Liquid Propellant Rocket Engine is still the most widely used propellant system since it provides higher thrust and specific impulse due to its higher chemical energy stored. As this technology is maturing, present developments in rocket engines demand overall design flexibility, simplicity, and reliability while preserving higher performance. Modular design is such a concept that divides a system into small modules which can individually be created and modified. This work aims to use such a concept for designing a high-performance rocket engine working on a liquid oxygen-methane expander cycle and check its feasibility. Chamber Pressure and Desired Vacuum Thrust value were taken as 3.5 MPa and 60 kN respectively. Methane is used as fuel due to its ease of availability, low manufacturing cost, and high energy density. All major components for the engine including the combustion chamber assembly, nozzle, turbopump assembly, regenerative cooling jacket, and injector were modeled. More attention was given to critical components like an injector, cooling channels with regenerative cooling analysis, and turbopump assembly.
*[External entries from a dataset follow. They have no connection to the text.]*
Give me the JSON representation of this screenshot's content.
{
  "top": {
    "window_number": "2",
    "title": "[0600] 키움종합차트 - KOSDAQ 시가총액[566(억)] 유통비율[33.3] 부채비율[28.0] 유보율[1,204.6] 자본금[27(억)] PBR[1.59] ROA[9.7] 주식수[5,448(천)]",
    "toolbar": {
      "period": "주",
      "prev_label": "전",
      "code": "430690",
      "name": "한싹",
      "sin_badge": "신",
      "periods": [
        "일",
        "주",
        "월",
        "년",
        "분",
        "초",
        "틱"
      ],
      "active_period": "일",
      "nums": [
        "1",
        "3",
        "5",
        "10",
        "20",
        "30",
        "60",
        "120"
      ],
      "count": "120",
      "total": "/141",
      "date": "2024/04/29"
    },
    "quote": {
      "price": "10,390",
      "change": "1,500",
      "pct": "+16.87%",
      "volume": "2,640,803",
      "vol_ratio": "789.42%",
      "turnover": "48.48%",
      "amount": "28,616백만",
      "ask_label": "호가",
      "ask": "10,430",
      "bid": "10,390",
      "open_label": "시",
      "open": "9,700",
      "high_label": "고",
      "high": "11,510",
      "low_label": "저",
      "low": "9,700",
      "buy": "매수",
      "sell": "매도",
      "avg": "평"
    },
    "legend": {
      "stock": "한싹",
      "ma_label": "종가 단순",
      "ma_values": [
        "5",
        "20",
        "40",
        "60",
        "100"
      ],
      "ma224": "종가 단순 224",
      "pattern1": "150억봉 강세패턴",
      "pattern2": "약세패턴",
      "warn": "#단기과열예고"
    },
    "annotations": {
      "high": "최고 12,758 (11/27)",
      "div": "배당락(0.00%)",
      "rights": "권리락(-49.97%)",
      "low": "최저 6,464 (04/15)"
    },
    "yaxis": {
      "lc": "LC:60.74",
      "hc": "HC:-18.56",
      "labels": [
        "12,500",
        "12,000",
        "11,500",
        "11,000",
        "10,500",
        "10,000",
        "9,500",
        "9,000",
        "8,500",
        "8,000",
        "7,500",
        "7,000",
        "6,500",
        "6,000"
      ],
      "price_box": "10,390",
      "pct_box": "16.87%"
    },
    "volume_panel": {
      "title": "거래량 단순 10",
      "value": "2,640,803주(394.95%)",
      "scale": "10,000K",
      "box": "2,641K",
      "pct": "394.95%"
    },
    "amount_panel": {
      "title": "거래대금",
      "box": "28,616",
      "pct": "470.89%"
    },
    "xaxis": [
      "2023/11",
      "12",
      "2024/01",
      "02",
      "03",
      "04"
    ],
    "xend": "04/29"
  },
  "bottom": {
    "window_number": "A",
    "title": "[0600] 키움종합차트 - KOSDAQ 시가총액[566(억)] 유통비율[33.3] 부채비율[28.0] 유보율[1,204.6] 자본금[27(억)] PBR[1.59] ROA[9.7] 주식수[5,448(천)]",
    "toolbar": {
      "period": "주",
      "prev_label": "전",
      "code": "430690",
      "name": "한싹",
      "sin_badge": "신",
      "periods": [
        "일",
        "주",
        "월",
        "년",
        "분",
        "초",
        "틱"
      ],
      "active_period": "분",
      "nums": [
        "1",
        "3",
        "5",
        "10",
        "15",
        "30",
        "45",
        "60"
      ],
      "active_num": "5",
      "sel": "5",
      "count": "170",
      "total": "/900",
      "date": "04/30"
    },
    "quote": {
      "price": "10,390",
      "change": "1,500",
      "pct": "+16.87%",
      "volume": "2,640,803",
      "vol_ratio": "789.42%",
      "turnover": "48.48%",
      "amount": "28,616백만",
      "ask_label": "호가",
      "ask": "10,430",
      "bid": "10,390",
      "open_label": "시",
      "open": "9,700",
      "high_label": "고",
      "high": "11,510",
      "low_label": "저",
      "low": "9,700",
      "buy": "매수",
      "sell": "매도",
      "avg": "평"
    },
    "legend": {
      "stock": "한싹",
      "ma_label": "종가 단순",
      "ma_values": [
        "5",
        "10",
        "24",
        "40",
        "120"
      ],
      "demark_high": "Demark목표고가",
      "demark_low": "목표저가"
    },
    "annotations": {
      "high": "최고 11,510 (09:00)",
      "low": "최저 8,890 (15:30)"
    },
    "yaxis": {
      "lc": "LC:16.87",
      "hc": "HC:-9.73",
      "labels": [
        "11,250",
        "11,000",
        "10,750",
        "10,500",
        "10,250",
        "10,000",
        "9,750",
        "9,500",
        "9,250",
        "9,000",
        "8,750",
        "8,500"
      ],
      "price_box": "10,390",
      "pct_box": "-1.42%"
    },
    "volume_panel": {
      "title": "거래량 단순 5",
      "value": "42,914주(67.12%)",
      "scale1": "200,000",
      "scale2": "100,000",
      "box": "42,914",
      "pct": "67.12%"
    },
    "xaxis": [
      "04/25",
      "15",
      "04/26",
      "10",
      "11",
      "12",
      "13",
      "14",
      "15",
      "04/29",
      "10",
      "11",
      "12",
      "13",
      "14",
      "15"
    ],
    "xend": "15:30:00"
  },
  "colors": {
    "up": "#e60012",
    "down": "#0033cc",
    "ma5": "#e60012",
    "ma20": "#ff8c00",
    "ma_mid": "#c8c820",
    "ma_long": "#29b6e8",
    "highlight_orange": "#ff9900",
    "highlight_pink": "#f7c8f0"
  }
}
MATLAB code was developed to perform heat transfer analysis in cooling channels. The code was validated by comparing previous experiment data available from literature to check its accuracy.A geared-shaft, axial turbine, centrifugal impeller turbopump was designed to deliver high pressure. Geometry was tested with different aspect ratio cooling channels as well as constant aspect ratio cooling channels. Cooling from variable aspect ratio channel was found superior compared to constant aspect ratio channels with less than 15% to 30% pressure drop compared to Constant aspect ratio cooling channels. Based on analysis ideal aspect ratio for maximum cooling was determined. Parametric calculations and detailed design are presented in this paper by using modular concepts and with the most favorable engine design.